Government (47,000 new jobs), professional and business services (39,000) and health care (34,000) also posted solid increases. Retail saw a loss of 15,000 positions and construction employers cut 9,000 jobs.
"The three industries that contributed the most to job gains in March were health care services, leisure and hospitality, and the public sector, accounting for 72 percent of all net new jobs added," Buber said. "This is in line with what we see in online job postings data, which show that consumer-facing industries are still experiencing strong business activity. Industries that are more sensitive to interest rate hikes or that heavily depend on B2B services have experienced a significant slowdown. These industries, such as tech, financial services, construction, and temp help services also have a high share of small businesses."
Notably, technology companies continue to create jobs despite headlines of tech layoffs, adding 6,000 jobs in March.
"ManpowerGroup's real-time data shows that hiring demand is focused, with medical, IT and sales comprising 43 percent of job postings, and the most in-demand roles are registered nurses, software developers, drivers and retail sales workers," said Becky Frankiewicz, president and chief commercial officer of ManpowerGroup.
"There is a great reset occurring," she said. "Companies are hiring for specialist skills and in-demand roles that will shape the future. For example, roles managing automation are in demand—AI engineers, data engineers, data analysts and cybersecurity professionals.

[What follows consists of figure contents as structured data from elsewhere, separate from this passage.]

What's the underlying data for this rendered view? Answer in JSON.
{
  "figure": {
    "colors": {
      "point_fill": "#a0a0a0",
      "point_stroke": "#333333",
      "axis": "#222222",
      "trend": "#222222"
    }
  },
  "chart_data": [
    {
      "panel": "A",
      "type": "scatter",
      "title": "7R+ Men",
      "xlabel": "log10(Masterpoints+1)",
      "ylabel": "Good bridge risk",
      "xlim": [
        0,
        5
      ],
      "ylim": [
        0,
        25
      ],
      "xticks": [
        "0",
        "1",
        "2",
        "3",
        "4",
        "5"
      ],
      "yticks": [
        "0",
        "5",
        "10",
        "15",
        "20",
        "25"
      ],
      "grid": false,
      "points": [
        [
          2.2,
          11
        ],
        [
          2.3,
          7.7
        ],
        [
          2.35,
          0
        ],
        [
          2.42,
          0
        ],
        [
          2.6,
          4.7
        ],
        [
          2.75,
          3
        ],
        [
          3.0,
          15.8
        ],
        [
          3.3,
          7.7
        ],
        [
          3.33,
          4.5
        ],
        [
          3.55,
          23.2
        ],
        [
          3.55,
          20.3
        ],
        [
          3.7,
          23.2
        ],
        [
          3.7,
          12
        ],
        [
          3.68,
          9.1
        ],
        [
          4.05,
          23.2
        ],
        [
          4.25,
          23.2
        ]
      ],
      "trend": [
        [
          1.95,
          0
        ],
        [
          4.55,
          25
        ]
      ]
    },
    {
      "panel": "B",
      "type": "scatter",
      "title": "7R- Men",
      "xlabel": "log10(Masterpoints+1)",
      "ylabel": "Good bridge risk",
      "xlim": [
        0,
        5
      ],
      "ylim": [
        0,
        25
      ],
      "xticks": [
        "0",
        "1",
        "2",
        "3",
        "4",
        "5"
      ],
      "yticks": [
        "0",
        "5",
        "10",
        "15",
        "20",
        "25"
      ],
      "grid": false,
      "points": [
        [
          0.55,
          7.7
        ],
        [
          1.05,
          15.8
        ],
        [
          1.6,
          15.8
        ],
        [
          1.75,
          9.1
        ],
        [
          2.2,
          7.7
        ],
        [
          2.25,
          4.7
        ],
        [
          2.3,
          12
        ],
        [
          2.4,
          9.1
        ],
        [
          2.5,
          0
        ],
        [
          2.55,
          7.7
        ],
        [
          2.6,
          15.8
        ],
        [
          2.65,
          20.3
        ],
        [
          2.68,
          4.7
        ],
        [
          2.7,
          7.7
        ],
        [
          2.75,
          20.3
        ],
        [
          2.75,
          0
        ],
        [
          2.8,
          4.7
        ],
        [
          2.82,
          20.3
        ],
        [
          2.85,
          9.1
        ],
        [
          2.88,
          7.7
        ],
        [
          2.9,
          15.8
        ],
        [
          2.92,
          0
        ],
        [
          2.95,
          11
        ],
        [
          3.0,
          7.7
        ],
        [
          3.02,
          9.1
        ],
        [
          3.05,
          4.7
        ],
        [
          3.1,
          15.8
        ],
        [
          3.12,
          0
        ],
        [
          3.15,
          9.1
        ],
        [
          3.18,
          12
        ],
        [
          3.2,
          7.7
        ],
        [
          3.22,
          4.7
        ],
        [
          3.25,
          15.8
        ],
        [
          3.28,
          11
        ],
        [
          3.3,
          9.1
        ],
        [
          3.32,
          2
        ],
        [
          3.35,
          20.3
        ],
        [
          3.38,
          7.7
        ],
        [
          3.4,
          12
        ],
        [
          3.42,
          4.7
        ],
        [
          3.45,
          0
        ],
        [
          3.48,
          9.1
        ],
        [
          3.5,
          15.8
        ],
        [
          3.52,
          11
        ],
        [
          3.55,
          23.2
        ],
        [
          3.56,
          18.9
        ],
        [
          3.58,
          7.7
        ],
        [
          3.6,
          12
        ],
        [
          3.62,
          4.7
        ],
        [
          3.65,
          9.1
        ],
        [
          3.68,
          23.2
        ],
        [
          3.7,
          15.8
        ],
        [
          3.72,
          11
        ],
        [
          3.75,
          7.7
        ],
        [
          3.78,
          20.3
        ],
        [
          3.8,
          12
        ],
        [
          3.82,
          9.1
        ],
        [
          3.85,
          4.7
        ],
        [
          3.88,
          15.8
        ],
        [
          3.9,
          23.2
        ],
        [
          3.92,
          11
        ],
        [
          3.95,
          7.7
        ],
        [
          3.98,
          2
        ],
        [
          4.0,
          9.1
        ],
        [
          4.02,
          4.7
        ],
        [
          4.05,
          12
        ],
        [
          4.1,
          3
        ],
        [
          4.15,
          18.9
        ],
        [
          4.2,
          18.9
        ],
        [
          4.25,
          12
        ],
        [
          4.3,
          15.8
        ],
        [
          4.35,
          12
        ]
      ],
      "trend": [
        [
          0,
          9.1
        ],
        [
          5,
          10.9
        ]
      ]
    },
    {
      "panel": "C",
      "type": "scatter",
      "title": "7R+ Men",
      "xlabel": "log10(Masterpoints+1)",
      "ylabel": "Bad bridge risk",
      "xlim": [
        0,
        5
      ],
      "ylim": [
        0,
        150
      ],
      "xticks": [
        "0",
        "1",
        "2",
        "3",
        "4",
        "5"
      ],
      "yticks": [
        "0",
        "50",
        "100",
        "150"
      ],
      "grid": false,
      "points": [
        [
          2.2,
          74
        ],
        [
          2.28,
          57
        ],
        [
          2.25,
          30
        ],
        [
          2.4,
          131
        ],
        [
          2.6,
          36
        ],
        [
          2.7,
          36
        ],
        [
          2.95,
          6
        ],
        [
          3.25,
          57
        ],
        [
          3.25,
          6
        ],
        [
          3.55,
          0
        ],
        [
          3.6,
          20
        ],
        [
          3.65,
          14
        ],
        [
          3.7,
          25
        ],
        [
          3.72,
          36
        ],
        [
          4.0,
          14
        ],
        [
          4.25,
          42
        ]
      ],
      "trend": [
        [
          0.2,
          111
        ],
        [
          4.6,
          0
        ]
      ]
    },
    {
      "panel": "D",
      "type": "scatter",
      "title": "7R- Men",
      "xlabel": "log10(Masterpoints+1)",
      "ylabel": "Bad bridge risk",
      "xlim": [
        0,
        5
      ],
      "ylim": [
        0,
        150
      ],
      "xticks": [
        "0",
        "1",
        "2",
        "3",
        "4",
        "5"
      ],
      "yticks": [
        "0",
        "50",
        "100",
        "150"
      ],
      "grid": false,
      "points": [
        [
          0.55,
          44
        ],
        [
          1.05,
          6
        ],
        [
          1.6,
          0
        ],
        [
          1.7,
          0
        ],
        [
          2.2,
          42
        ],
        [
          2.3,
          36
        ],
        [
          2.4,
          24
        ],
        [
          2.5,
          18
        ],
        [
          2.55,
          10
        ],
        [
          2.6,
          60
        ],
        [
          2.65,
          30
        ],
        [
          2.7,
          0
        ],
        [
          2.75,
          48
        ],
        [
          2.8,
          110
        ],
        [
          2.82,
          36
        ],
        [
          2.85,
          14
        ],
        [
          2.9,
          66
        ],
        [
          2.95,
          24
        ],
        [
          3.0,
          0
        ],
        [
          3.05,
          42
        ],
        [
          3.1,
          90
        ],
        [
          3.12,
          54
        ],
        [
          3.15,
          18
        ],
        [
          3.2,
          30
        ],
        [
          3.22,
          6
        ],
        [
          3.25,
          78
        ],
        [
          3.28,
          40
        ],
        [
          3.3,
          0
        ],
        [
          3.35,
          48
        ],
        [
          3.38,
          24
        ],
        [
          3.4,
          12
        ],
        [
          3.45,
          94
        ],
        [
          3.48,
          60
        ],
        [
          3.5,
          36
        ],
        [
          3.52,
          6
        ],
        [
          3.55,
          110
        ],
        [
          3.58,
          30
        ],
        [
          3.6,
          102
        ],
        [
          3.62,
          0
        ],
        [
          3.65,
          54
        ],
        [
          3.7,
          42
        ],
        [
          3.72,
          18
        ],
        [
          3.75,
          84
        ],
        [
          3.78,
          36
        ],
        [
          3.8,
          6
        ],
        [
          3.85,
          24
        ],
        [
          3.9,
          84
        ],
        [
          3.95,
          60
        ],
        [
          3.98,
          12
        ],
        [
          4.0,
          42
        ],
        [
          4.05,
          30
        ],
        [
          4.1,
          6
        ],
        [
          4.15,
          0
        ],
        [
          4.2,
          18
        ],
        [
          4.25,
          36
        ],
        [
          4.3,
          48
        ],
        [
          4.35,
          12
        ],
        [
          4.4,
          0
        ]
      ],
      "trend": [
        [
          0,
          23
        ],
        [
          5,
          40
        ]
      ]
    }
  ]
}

In addition, green jobs—particularly those focused on energy and transportation—are experiencing significant growth."
Labor Force Participation Increases
The unemployment rate remained near historic lows and labor force participation reached an important milestone in March. "The labor force participation rate for prime-age workers has reattained the peak seen in January 2020—83.1 percent of prime-age workers are either working or actively seeking employment," said Michael Farren, a senior research fellow at the Mercatus Center at George Mason University in Arlington, Va.
On the other hand, he said that many older workers have retired earlier than usual. "The labor force participation for those 55 and over is around 1.5 percentage points lower than before the pandemic—that translates to around 1.4 million fewer workers," he said.
"The combination of a quick hiring tempo and low unemployment has led to rising labor force participation and higher employment-to-population ratios," Bunker said. "The share of workers ages 25 to 54 with a job is at its highest level since May 2001. It may have taken longer than many expected, but we are now seeing that strong labor demand has been and is drawing more people into the labor market."
Wage Growth Cools
Average hourly earnings rose 4.2 percent year-over-year, the slowest pace since June 2021.
"It's a welcome sign for the Federal Reserve looking for signs of easing inflationary pressures in the labor market," Zhao said.
"Wages are now clearly decelerating, although it will be important to get confirmation of this trend in other data," Bunker said. "Average hourly earnings for all workers grew at a 3.2 percent annualized rate over the past three months, down from 4.9 percent in December, a stark slowdown that's more rapid than the trend in other data."
Buber pointed out that wages accelerated in leisure and hospitality, signaling that labor shortages are still lingering in that sector. "But given the labor force participation rate for noncollege degree holders—the biggest source of labor supply for the industry—went up from 56 percent in February to 56.3 percent in March, the wage growth is likely to soften in the coming months."